Well, we're approaching the one month mark with Madison. She's been pretty healthy thus far and aside form occasional diaper rash, she has few complaints. How are Madison's parents you ask? Ooooh, they're absolutely peachy! How can one not be happy on an average of 3 hours sleep a night, combined? Oh, and let us not forget the wonderful games we play everyday such as "Pee on the parents while they're reaching for the baby wipes", and "How high can I make the new parents jump when I cry." Oh yes, life is absolutely wonderful right now.
Seriously though, things are pretty good with the baby. She's eating a lot, pooping a lot, and crying a lot. According to most experts, that means she is in fact healthy. I have to say that technological advances in baby paraphernalia have made things a lot easier. No more cranking the baby's swing when it winds down. These days swings have features babies have been asking for for years: six speed automatic shifting, cruise control, music on demand, cup holders, reclining seats, mobiles! Yeah, they have it all. I remember my brother Steven's swing. It had hard metal framing, a plastic seat that only held him upright and he would stick to if he were sweating. A single white plate that would snap in and keep him from being launched into the television. Oh, and for music we'd just turn on MTV and play it real loud. The best part of the swing, however, was that if you didn't keep it cranked, the baby would wake up, and God forbid that happen! Oh yes! Hearts sank and fears ran high if you heard the swing come to a halt and the baby begin to murmur. It then became a made dash to crank the swing steadily but not to hard, for the vibrations could stir the baby more, and would in fact add to the very problem you're trying to avoid. Yes, it certainly made life interesting. That's just the baby swing. I could go on and on about the strollers and cribs and changing tables these days, but I'm sure in the future its just going to get more outrageous.
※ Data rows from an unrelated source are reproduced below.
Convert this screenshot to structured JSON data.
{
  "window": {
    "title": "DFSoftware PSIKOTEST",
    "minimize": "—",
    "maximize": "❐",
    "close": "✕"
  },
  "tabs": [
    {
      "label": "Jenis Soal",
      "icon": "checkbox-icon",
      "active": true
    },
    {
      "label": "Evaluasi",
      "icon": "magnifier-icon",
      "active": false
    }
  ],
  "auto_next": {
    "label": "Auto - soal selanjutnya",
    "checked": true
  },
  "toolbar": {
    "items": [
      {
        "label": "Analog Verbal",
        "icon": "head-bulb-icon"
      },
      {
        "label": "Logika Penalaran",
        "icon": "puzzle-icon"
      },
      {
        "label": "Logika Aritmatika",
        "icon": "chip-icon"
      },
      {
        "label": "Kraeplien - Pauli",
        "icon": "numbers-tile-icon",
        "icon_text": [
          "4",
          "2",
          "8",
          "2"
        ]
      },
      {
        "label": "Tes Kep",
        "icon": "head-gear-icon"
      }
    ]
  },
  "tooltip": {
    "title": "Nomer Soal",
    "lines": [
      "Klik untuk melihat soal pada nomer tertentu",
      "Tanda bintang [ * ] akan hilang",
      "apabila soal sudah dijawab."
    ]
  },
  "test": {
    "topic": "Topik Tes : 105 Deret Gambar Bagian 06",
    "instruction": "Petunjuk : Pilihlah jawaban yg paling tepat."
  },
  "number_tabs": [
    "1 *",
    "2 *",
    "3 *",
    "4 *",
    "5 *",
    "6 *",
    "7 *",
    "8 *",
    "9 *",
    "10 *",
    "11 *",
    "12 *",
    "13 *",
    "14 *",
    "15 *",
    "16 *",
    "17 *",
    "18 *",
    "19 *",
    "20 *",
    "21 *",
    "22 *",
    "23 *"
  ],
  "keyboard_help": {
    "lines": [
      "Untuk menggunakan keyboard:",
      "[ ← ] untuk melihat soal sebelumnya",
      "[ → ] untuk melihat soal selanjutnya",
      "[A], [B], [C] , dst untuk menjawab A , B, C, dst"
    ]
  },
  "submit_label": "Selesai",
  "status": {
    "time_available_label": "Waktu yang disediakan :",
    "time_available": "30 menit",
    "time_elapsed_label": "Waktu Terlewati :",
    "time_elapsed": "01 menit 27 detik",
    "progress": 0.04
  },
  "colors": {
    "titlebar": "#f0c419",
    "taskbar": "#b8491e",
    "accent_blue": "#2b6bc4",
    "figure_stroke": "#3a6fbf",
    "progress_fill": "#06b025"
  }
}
I don't know if anyone else has noticed this, but dirty diapers in bulk, are heavy! I was emptying the cool diaper disposal system we have, and couldn't believe that a little person could pee that much. I know its not that poop, because that doesn't come in as much abundance as the pee. That made me think of adult diapers, holy crap! Whoever is emptying out those diapers must have some serious biceps. I have to laugh because Madison's not even that big yet, wait til she starts dropping some big bombs in the diaper. I need to join a gym.
If you haven't caught it yet, I'm using words like pee and poop in greater quantities. I think this is an instinct that humans get once the baby is born. No more curse words. I found this very apparent at work the other day, and I referred to Madison's urethra as her "pee-pee". It just came out like second nature, and I felt a little silly saying it. My boss, however, said that its okay and the words I chose were fine. Still, I find it quite amusing.
Okay, I have to go now, I need to catch a few minutes of sleep before the baby wakes and requires my awesome singing and rocking abilities to put her back to sleep.